There is usually an implicit deny at the end.
TExam Day Tips
→Check inbound versus outbound direction.
→Read the ACL from top to bottom.
→Look for a broader permit or deny above the intended line.
Key takeaway
ACLs process entries top to bottom and stop at the first match. Entry order and interface direction matter as much as the permit or deny statement.
Real-world example
How this comes up in practice
A media company stores terabytes of video archives that are accessed once a year for audit purposes. Moving these objects to a cold storage tier (Azure Archive, S3 Glacier, or Google Nearline) costs a fraction of hot storage. Questions like this test whether you understand storage tiers, access frequency tradeoffs, and retrieval latency requirements.
What to study next
Got this wrong? Here's your next step.
Review ACL processing order, placement rules (standard near destination, extended near source), and inbound vs outbound direction. Study wildcard masks and implicit deny. Then practise related DOP-C02 ACL questions on filtering logic and placement.
SDLC Automation — This question tests SDLC Automation — Standard ACLs match source addresses..
What is the correct answer to this question?

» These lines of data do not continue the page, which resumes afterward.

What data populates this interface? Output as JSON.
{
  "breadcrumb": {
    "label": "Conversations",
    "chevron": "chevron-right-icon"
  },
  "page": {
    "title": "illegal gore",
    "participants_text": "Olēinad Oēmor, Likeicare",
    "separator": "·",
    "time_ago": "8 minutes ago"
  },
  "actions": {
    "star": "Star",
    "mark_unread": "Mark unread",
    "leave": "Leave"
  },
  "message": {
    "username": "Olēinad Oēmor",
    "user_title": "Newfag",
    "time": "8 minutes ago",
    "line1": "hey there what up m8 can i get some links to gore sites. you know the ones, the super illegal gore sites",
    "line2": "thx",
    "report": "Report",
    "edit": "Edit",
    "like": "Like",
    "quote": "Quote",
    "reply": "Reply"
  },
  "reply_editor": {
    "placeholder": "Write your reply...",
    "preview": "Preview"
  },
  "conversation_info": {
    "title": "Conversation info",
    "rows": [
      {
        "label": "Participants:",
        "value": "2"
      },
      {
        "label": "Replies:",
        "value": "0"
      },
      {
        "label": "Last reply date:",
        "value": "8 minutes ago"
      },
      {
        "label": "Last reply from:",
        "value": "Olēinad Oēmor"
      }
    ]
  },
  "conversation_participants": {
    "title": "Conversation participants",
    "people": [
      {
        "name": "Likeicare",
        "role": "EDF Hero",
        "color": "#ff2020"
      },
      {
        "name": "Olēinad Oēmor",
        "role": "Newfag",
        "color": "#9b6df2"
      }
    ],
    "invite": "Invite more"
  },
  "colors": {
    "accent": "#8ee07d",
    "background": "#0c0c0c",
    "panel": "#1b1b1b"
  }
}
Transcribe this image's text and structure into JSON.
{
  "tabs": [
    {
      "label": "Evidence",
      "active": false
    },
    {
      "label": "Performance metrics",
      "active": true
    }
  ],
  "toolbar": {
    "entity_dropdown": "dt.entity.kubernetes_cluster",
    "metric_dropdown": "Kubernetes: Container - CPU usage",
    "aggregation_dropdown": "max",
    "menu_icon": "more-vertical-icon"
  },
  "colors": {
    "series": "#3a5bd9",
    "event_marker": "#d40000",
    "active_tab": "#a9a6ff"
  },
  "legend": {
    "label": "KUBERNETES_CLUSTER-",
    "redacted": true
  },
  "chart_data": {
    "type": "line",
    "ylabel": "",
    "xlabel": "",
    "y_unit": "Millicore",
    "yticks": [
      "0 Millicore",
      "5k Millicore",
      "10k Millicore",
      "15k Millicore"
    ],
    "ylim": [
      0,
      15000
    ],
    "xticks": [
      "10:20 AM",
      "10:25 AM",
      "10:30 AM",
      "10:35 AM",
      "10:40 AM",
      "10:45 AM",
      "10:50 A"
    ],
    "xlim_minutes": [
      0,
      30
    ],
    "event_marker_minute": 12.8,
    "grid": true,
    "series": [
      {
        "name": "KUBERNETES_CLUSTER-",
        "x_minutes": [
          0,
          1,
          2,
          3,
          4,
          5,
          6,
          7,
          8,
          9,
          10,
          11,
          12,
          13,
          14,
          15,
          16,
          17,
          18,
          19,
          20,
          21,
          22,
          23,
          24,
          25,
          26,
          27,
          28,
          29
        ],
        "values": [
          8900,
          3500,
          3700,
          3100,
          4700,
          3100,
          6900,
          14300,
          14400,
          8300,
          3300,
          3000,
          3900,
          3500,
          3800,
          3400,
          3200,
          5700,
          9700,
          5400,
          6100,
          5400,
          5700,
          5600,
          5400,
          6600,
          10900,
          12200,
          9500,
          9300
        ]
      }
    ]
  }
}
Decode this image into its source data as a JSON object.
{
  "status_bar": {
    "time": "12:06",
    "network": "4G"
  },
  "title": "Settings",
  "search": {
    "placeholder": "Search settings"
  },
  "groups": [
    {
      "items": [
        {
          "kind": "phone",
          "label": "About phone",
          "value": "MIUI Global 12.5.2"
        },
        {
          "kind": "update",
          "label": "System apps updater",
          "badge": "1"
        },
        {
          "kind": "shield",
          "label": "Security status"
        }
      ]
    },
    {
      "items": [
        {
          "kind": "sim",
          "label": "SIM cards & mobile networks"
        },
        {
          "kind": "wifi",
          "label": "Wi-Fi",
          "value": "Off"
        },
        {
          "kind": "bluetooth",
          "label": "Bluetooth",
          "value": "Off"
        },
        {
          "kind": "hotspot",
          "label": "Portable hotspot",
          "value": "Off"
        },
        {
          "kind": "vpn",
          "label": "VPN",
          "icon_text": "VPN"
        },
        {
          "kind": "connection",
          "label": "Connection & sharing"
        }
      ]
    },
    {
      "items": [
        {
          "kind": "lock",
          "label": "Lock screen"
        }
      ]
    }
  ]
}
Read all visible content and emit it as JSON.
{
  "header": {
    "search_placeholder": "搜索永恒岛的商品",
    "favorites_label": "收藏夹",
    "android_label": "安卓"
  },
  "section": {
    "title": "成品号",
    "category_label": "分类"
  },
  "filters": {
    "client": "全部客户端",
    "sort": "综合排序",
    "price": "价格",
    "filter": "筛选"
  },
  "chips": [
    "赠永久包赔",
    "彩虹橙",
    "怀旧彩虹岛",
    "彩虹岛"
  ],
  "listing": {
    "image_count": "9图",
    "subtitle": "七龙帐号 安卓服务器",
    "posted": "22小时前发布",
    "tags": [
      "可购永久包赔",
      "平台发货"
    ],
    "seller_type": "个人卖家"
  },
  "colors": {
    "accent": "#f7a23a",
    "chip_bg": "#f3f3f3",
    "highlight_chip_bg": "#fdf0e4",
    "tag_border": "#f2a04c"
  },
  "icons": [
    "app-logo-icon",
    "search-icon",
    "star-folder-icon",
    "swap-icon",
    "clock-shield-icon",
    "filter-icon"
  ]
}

The correct answer is: The condition requires bucket-owner-full-control ACL, but the bucket policy may not allow it — Option C is correct because the policy only allows PutObject with the condition that the ACL is 'bucket-owner-full-control'. If the bucket policy in Account B does not accept objects with that ACL, the upload might fail. Option A is incorrect because the action is PutObject. Option B is incorrect because GetObject is not needed for upload. Option D is incorrect because the bucket policy is not shown.
What should I do if I get this DOP-C02 question wrong?
Review ACL processing order, placement rules (standard near destination, extended near source), and inbound vs outbound direction. Study wildcard masks and implicit deny. Then practise related DOP-C02 ACL questions on filtering logic and placement.
Are there clue words in this question I should notice?
Yes — watch for: "most likely". Probability qualifier — the question wants the most probable cause or outcome, not a guaranteed one. Eliminate low-probability options.
What is the key concept behind this question?
Standard ACLs match source addresses.